Pese al mar de cifras, de aclaraciones y anuncios de juicio a la Fundación Milenio por advertir sobre los malos resultados de la política estatista del Gobierno, las mismas autoridades nacionales han tenido que admitir que la mayoría de las empresas públicas (11 de 14) son deficitarias y muchas de ellas todavía están en pañales, como sucede con la fábrica de papel del Chapare o la industria azucarera de Sanbuenaventura, que necesitarán mucho tiempo y mucha inversión antes de que se pueda hablar de producción y posiblemente de rentabilidad.
El Gobierno habla de un gran éxito cuando se refiere a tres empresas que han generado una cifra cercana a los nueve millones de dólares, una bicoca comparada con inversiones que han superado los 300 millones de dólares. Tampoco tiene mérito mezclar las compañías de reciente creación con los ingresos y utilidades que generan YPFB y la Comibol, que se llevan casi el 92 por ciento de las ganancias de las que se ufana el régimen. Y si hablamos de la incidencia en el empleo, los números tampoco son para hacer aspavientos: apenas 250 puestos en seis años. Según especialistas, esos mismos 300 millones invertidos en la pequeña y mediana industria hubieran generado alrededor de 70 mil puestos de trabajo sostenibles.

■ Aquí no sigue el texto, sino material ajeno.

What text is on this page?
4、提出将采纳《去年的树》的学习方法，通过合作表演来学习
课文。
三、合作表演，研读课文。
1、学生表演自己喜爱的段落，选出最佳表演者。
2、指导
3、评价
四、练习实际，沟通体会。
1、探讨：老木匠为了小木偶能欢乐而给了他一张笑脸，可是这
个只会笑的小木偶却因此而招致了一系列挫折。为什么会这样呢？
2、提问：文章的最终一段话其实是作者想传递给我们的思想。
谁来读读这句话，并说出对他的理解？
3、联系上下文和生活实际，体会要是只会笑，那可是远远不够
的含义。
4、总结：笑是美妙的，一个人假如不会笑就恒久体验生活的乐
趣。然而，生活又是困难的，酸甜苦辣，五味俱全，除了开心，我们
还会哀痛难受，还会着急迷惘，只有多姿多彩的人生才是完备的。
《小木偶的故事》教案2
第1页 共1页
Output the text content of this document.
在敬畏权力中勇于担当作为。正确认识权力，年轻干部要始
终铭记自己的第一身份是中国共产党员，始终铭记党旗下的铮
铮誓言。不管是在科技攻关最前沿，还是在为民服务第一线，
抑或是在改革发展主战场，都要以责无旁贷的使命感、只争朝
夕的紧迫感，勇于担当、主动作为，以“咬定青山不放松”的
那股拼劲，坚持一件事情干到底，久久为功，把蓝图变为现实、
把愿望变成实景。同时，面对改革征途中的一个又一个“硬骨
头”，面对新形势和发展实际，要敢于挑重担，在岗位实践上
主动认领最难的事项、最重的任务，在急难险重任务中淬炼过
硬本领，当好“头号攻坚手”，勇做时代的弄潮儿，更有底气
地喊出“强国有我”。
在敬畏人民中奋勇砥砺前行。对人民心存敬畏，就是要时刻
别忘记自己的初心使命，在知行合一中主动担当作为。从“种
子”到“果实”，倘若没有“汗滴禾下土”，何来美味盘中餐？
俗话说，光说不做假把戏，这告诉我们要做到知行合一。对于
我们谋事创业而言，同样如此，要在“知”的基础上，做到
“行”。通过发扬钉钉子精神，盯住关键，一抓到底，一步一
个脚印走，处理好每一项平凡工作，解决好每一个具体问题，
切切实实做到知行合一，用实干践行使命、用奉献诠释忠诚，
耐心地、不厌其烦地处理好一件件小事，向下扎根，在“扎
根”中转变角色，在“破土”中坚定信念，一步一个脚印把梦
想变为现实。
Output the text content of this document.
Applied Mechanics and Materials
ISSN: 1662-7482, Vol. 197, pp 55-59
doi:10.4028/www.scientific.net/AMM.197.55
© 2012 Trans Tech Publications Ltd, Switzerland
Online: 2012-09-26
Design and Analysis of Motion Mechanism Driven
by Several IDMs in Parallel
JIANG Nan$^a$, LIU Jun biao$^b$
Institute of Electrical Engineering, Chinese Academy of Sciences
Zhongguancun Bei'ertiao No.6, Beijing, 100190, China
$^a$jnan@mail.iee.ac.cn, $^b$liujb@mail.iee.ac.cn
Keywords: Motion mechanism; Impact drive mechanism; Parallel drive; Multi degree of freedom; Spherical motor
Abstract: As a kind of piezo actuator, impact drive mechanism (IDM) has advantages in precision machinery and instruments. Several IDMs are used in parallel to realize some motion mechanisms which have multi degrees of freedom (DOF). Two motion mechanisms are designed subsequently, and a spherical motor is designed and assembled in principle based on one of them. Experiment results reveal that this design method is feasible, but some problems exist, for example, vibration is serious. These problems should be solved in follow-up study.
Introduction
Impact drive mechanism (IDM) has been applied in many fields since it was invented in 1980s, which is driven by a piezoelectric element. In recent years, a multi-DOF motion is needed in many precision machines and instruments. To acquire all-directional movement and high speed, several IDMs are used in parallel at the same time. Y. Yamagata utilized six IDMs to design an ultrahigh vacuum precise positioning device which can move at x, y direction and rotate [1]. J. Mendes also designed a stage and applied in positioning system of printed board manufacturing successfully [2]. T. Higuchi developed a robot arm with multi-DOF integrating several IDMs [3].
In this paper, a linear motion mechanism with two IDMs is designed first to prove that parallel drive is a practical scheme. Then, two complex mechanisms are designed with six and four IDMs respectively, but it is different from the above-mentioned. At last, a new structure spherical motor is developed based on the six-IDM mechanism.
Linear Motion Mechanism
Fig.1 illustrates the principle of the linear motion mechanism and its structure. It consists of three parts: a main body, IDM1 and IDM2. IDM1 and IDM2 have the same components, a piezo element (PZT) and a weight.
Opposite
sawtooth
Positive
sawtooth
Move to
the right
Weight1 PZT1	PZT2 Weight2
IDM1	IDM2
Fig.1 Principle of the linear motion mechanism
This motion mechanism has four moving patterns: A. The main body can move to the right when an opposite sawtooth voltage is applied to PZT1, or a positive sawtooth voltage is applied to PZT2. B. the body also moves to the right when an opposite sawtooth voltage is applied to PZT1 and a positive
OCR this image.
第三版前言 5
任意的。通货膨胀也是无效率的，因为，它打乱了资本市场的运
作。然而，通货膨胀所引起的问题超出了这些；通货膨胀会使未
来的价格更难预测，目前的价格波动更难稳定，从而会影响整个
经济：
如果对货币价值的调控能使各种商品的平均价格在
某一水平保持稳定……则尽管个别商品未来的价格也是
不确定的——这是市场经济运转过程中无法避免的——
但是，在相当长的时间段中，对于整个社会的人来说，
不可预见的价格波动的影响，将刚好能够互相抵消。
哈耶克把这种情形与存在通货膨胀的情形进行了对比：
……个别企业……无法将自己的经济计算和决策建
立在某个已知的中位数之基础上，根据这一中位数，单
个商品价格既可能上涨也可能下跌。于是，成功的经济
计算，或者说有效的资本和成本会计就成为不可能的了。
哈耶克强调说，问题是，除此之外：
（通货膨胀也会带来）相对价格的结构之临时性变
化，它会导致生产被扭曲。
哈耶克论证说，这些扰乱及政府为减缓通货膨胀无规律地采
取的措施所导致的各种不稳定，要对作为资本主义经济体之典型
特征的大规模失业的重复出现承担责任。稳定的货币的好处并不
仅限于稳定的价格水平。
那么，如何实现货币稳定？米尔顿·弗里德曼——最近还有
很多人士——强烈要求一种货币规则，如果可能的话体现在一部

Es obvio que con estos resultados el Estado mal puede hablar de un nuevo modelo productivo parar Bolivia, premisa que se está usando de base para elaborar un proyecto de ley que podría disponer de 1.200 millones de dólares de las reservas internacionales, para crear más empresas similares a las 14 compañías que han causado tanta polémica. Si observamos de cerca el desempeño de YPFB, de Comibol y de otras empresas nacionalizadas, tampoco mejora la situación. Si el estatismo fuera la solución para el país, no estuviéramos importando cantidades cada vez más grandes de combustibles para el uso diario y el país no estuviera sufriendo recortes en el suministro de energía eléctrica. En otros campos, como la agricultura por ejemplo, la intervención estatal ha creado serias distorsiones que han provocado escasez, inflación y por supuesto, la obligación de aumentar las importaciones de alimentos, además de generar más sangría de recursos públicos con subsidios a la producción como sucede con el maíz, el trigo y la producción de pollos.
Está en puertas la creación de una nueva empresa que se dedicará a la construcción, algo inaudito, cuando Bolivia dispone de un sector privado vigoroso en este campo, capaz de encarar obras de gran envergadura. Prueba de ello es que compañías constructoras nacionales son contratadas frecuentemente en el extranjero. La intervención estatal en este rubro podría ser fuente de corrupción, de encarecimiento de los costos y de una mala calidad del servicio, experiencias que se han repetido hasta el cansancio en el país. Los constructores, los agropecuarios y los prestadores de servicios no necesitan que el Estado se convierta en un competidor sino en un socio estratégico, que aporte con promoción financiera, con investigación, con un sistema regulatorio transparente y seguridad jurídica que fomente una mejora constante de los productos y servicios, competitividad y trato justo a los consumidores.
Tal como lo concibe el estatismo este régimen, no hay duda que vamos en el camino equivocado. La precaria base económica del país puede desquebrajarse, se agudiza la informalidad, el empleo se deteriora y crece la deuda pública. La historia del mundo está sembrada de catástrofes económicas causadas por el estatismo.